At the corner of West and North Main Streets stood the quintessential corner drug store complete with an iconic and much loved soda fountain. The original building was constructed in 1888, opening as the Parmalee drugstore. It was destroyed by fire in 1928 and the current English Georgian Revival style brick structure replaced it in 1930. It operated as a drugstore until 1994, when the iconic business sadly closed its doors for good.

The building has a number of interesting features, including distinctive arched windows above display windows, decorative brickwork and inset brick arches with what one architect describes as “illogical” square windows.
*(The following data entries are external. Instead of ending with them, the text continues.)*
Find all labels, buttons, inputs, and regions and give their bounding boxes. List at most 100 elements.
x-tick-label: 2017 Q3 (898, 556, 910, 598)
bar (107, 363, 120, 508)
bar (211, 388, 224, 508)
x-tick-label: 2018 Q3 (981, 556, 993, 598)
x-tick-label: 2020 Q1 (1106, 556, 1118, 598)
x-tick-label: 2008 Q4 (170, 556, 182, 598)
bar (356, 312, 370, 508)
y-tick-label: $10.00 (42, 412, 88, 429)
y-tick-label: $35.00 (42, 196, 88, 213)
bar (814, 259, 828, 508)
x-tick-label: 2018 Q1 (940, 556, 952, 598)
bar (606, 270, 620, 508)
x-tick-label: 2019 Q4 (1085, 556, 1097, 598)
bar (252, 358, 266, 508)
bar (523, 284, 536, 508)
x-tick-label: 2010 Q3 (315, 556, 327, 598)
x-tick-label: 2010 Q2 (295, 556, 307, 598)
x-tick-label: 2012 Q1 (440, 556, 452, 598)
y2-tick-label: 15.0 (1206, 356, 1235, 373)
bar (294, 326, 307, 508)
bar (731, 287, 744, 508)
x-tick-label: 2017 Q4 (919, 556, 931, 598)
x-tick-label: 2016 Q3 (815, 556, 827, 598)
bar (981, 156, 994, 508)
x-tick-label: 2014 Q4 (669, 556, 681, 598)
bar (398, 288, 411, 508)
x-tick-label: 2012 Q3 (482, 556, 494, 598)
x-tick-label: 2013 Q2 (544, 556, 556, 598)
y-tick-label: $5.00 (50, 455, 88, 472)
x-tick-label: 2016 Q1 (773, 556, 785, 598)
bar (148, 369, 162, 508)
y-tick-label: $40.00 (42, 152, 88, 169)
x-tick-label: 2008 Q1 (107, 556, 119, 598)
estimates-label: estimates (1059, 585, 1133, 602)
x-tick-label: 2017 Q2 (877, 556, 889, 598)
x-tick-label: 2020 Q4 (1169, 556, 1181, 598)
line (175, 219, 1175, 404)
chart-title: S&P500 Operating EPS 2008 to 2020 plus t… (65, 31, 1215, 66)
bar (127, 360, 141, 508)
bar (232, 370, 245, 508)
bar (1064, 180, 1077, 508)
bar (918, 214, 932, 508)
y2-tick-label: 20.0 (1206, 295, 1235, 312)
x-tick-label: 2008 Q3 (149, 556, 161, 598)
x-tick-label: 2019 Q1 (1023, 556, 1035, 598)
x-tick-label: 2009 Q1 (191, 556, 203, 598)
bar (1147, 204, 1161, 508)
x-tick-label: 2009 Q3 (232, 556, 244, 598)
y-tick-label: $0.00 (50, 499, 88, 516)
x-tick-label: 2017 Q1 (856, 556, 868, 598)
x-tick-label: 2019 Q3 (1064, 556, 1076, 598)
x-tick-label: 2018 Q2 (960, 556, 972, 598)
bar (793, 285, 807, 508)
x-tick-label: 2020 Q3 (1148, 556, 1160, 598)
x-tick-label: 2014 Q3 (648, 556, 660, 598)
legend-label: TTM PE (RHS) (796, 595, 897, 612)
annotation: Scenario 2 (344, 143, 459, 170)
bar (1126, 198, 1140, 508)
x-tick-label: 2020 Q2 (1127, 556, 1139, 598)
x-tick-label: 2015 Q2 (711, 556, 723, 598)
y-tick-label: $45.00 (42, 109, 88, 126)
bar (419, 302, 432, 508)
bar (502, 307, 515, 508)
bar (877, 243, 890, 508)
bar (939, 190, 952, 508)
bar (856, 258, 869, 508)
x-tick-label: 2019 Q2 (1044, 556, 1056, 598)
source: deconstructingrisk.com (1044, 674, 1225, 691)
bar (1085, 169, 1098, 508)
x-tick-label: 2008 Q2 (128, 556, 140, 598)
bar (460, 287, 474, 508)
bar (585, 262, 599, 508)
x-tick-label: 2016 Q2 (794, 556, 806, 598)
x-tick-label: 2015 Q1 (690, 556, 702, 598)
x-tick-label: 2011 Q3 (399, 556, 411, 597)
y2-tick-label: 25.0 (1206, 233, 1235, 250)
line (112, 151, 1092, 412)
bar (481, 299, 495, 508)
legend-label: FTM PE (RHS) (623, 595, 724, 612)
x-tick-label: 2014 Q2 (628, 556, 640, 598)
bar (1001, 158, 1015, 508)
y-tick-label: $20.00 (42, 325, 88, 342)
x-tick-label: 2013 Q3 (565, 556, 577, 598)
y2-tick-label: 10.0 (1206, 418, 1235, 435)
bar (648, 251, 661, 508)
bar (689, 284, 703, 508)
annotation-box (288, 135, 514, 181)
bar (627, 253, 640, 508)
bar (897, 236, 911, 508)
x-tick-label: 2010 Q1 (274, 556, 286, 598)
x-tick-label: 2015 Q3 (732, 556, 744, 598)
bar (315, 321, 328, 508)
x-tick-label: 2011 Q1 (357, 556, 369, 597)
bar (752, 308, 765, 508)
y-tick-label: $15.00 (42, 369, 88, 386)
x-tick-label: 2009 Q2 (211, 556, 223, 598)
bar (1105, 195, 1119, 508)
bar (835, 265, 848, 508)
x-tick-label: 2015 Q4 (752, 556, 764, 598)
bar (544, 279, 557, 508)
The interior was beautifully updated and recently operated as The Cask & Kiln restaurant, which is now also closed. A very appealing building, inside and out, one hopes that another restaurant will open soon. The building is up for sale as of this writing.

Baptist Church

Baptist Church

The Wilmington Baptist Church got its start in 1806, and a permanent home in 1833 with the construction of this Greek Revival church. The steeple with its belfry was added in 1899. Little has changed since, and the building adds the iconic white clapboard, steepled church that is all but required in New England towns.

An interesting feature is its raised entrance platform (now concrete) with stairs on the side. This allowed ladies to step directly from buggy to entrance level without having to navigate the stairs.

You won’t see any buggies pulling up to service today (with perhaps the exception of a wedding), but the church remains an active congregation.

Barber House - Wilmington Historical Society

Barber House - Wilmington Historical Society

Lisle Hill Road branches off from North Main Street across from the Baptist Church. The first building on the right is the 1806 Barber House, the first building in Mill Hollow, and currently occupied by the Wilmington Historical Society. The Society maintains a museum here. Like most historical societies run by volunteers, hours are limited but you can call ahead for an appointment.

Old Red Mill - Valley Craft Ales

Old Red Mill - Valley Craft Ales

The Old Red Mill on North Main Street was originally built in 1828 by Richard Waste as a grist mill, later transitioning to a lumber mill. In the 1890s, it was used by the Readsboro Chair Company to manufacture chair stock. Over the years, wooden water wheels were replaced by metal wheels, and eventually turbines. A fire partially destroyed the building in 1900 and it was rebuilt in 1902-03, with some original features remaining. Since the 1930’s, the building has been used as an inn and various restaurants, currently run by the excellent Valley Craft Ales.